Oxidative stress as a critical factor might involve in intervertebral disc degeneration via regulating NOXs/FOXOs

• Published in: Journal of orthopaedic science : official journal of the Japanese Orthopaedic Association Vol. 28; no. 1; pp. 105 - 111
• Main Authors: Liu, Qi, Tan, Zhangbin, Xie, Chuhai, Ling, Long, Hu, Hailan
• Format: Journal Article
• Language: English
• Published: Japan Elsevier B.V 01.01.2023
• Subjects: Aggrecans - metabolism; Aggrecans - pharmacology; Animals; Antioxidants - pharmacology; Apoptosis; Catalase - metabolism; Catalase - pharmacology; Forkhead Transcription Factors; Intervertebral Disc - pathology; Intervertebral Disc Degeneration - pathology; Matrix Metalloproteinase 13 - metabolism; Matrix Metalloproteinase 13 - pharmacology; NADPH Oxidases; Oxidative Stress; Rats
• ISSN: 0949-2658; 1436-2023
• DOI: 10.1016/j.jos.2021.09.010

Oxidative stress is involved in many musculoskeletal diseases, such as osteoarthritis.
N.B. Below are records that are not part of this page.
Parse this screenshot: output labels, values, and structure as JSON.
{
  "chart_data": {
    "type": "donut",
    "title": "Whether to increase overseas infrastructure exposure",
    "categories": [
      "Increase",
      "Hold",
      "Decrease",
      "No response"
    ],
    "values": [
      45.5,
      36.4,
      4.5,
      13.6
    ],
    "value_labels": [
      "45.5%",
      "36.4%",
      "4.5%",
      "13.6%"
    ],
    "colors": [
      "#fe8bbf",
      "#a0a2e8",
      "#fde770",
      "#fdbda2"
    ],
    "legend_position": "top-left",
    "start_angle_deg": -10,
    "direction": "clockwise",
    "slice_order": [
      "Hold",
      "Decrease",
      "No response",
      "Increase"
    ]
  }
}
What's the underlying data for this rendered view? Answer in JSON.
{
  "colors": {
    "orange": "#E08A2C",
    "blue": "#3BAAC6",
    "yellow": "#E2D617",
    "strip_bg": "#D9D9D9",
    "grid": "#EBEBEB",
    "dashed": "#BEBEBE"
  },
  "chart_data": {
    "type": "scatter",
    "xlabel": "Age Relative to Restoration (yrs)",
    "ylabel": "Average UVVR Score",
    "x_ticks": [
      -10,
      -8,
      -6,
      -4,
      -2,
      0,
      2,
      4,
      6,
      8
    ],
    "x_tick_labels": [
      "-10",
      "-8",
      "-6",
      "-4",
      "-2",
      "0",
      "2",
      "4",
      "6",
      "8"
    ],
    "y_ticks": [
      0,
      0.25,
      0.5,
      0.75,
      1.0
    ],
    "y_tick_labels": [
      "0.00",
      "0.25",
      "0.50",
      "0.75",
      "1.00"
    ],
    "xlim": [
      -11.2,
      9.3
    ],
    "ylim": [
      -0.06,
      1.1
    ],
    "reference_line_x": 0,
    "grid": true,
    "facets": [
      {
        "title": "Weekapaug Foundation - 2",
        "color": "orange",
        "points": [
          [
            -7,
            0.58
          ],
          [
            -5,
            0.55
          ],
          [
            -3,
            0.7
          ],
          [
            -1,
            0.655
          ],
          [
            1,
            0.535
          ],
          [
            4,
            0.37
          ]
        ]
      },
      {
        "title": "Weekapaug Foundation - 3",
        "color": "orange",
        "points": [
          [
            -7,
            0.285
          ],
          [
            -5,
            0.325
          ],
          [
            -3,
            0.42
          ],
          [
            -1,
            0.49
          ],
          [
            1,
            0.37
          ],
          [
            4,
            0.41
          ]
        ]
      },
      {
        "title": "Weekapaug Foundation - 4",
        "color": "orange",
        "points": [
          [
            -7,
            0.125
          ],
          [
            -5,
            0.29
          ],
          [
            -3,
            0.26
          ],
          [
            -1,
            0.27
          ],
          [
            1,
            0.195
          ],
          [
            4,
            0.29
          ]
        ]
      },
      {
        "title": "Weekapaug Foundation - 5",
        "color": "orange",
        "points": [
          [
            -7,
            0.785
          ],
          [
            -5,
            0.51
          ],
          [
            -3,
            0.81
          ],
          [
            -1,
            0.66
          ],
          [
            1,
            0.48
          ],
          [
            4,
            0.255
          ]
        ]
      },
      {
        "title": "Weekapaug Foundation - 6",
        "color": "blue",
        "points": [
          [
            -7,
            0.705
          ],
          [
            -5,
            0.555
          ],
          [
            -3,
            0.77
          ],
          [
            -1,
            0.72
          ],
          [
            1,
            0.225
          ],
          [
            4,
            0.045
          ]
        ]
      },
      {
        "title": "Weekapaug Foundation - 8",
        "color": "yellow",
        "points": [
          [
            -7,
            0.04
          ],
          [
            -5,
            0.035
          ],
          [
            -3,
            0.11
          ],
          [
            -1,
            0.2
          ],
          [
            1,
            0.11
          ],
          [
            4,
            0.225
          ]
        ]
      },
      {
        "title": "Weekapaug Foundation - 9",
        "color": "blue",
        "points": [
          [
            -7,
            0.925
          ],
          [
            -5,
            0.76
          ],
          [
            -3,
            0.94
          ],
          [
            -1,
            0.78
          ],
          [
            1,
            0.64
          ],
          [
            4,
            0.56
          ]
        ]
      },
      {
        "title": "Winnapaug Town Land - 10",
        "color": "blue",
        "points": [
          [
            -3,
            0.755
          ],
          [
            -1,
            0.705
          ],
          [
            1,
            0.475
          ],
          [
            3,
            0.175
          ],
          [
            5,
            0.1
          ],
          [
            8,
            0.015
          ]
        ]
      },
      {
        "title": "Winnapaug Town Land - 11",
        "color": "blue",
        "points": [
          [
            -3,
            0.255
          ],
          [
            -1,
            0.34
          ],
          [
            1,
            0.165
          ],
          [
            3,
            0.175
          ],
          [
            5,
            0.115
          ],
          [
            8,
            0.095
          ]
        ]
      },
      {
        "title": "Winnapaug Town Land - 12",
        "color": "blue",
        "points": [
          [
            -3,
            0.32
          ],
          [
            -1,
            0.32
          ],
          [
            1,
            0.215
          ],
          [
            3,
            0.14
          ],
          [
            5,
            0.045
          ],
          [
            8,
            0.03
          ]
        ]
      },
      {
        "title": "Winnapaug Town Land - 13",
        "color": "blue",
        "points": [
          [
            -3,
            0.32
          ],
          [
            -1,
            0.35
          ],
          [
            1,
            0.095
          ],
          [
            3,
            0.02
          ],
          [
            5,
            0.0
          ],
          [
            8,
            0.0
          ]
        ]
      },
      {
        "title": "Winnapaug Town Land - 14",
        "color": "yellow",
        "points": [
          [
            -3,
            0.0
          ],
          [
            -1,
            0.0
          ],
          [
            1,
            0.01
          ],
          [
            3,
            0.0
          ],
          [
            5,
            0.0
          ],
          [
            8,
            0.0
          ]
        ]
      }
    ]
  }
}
However, the effect of oxidative stress on intervertebral disc degeneration (IDD) is still unclear. This study was aimed to provide an evidence of oxidative stress involved in IDD, and propose a new insight into pathogenesis of IDD. Sixteen rats were randomly divided into sham and cervical muscle section (CMS) groups. The intervertebral disc degeneration scores (DDS) were assessed by histological staining at 8 weeks. Intracellular reactive oxygen species mainly comes from nicotinamide adenine dinucleotide phosphate oxidases (NOXs), while its clearance relies on antioxidant enzymes which regulated by forkhead transcription factor O (FOXOs). Thus, the oxidative stress was evaluated by the expression of NOXs and FOXOs. Meanwhile, the protein expression of Aggrecan, matrix metalloproteinase-13 (MMP-13), NOXs, FOXOs and antioxidant proteins (Manganese superoxide dismutase: MnSOD and Catalase) were tested in nucleus pulposus cells (NPCs) under tert-butyl hydroperoxide (TBHP) intervention. CMS induced IDD by enhancing DDS in 8 weeks, and the expression of NOX2 and NOX4 were significantly increased and the expression of FOXO3 and FOXO4 were remarkably decreased in the CMS rats. With the stimulation of TBHP, the contents of NOX2 and NOX4 in NPCs increased significantly, and the antioxidant proteins of FOXO1, FOXO3, FOXO4, MnSOD and Catalase and the matrix proteins of Aggrecan decreased remarkably, while MMP-13 significantly increased after TBHP intervention. The present study proposed that regulation of NOXs and FOXOs alters oxidative stress in intervertebral disc, which indicates that the intervention of oxidative stress would provide a new strategy to the treatment of IDD.